While the UK has witnessed significant increases in income inequality over the past 60 years, the pivotal shift occurred in the 1980s. Although income inequality has exhibited relative stability over the last three decades, the soaring value of assets, primarily housing, has played a defining role in reshaping economic inequalities. Recent insights from economic studies emphasize the rising significance of wealth relative to income, altering the economic power dynamic between generations.
The substantial growth in average house prices, escalating from £56,000 to over £290,000 by August 2022 since 1995, has outpaced general inflation. This boom in wealth accumulation, extended to other assets like equities, has primarily benefited property owners, constituting around 65% of UK households. On the contrary, a substantial segment of the population, devoid of property or other assets, has seen negligible gains during this period of wealth expansion. Consequently, while the proportion of wealth owned by affluent individuals may not have drastically changed, the wealth gap between different socioeconomic groups has expanded.
Despite the surge in wealth, earnings from work have experienced stagnation since the 2008 financial crisis. Real earnings for the average worker have not increased, making it challenging to accumulate wealth through earning and saving. The wealth gap between the middle and top of the distribution has grown, making it more arduous for individuals to ascend the wealth ladder. Earnings, growing slower than house prices since the mid-1990s, further exacerbate the challenge for recent generations to save for a deposit and qualify for a mortgage.
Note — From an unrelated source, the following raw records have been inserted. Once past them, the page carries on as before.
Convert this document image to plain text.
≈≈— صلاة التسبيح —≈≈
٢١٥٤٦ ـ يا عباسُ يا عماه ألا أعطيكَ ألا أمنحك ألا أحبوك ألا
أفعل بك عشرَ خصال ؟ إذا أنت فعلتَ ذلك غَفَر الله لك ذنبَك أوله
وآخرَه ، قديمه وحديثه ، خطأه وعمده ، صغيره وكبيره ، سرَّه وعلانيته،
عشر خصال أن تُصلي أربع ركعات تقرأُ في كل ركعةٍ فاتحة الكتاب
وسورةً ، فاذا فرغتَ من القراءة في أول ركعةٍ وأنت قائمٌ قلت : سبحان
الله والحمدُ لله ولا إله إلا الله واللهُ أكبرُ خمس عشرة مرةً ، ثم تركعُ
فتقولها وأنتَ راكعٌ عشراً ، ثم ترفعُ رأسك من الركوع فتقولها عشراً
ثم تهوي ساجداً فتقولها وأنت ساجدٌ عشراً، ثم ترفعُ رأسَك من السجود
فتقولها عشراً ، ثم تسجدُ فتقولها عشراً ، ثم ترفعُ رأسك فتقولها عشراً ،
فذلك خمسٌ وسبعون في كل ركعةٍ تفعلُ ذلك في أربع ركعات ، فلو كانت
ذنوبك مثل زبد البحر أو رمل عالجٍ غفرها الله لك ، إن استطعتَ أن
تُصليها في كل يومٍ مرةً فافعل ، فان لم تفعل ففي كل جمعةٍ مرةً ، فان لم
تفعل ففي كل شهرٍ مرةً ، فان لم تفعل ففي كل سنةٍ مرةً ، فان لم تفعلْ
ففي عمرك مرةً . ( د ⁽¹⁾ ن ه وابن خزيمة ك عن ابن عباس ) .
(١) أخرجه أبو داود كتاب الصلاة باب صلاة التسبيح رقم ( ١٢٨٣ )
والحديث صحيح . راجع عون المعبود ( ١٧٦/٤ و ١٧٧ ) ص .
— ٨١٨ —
In essence, the combination of escalating wealth and sluggish, unequal income growth means older generations possess increasingly substantial shares of wealth. This poses a threat to the historical trend of each generation achieving improved financial standing compared to the preceding one. The younger population is compelled to rely more on inherited wealth, potentially fueling a crisis of declining social mobility.
The issue of addressing income and wealth inequalities has become a prominent topic in British politics. The persistence and deepening of these disparities could heighten concerns, emphasizing the urgency of effective measures to preserve social mobility. The economic outlook remains uncertain, and without substantial improvements in productivity and housing supply, the trends of a widening wealth gap and stagnant incomes are likely to persist.